El dia que viene ...

Jun 04, 2007 21:55

I'm ... nervous for tomorrow, and the next and the next. And ... the next I guess. Nervous because I don't know how it's going to be to do family week, what I'm going to learn. That's a lie. I'm really nervous because it's like I'm no further along to feeling totally comfortable in who I am. I talked to my dad last night for an hour and thirteen minutes - which was amazing - and basically we talked about how blood is thicker than water and how I really can't consider Judy and Les friends in a healthy, normal sense. We could be called friends but I'd better believe that if things go south for Dave and I their loyalties will be with their son. And this is how it should be.

I am no longer okay with him being a huge, huge central part of my life. I desire things that are about me, about me and my family and about who I am.
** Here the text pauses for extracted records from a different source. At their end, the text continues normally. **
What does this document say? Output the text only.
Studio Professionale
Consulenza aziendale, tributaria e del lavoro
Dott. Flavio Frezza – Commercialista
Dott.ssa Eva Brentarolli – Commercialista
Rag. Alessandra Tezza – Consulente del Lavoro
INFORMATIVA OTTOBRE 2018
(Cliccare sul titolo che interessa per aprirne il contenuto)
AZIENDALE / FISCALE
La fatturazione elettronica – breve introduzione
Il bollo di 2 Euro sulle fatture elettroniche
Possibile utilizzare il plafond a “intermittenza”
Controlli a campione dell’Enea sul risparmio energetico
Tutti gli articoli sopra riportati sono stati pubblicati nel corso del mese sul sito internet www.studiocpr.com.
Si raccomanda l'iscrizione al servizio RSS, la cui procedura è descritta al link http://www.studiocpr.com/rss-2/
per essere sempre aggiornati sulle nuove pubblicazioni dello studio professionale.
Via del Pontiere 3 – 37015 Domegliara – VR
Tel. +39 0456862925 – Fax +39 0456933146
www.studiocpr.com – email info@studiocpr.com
Things that are not completely dependant upon others. Like school. And my work. And going to the gym, and having my routine. I don't want to compromise it.

And ... my faith. As strange as that might sound, as hard as it is to admit to anyone who knows me before, from home ... my faith. Yesterday I went to church after struggling with whether or not I should go ... and it was seriously the most moved I've been in a while. It was amazing and I'm so hungry for it, so hungry for more, because at least with your faith then no one on this earth can take it away from you or break your heart with it. And who cares if it's not real? Who really cares? Everything we do in our lives is in a way a distraction. We distract ourselves with friendships, with school, with work, with hobbies and sports and television and sudoku. So what's the harm with the bible as a distraction, with prayer and meditation and fellowship as a distraction?

I have no answers. But I have questions. And distractions.

There are three people speaking spanish and laughing together in my lobby. I miss the language sometimes. It's beautiful.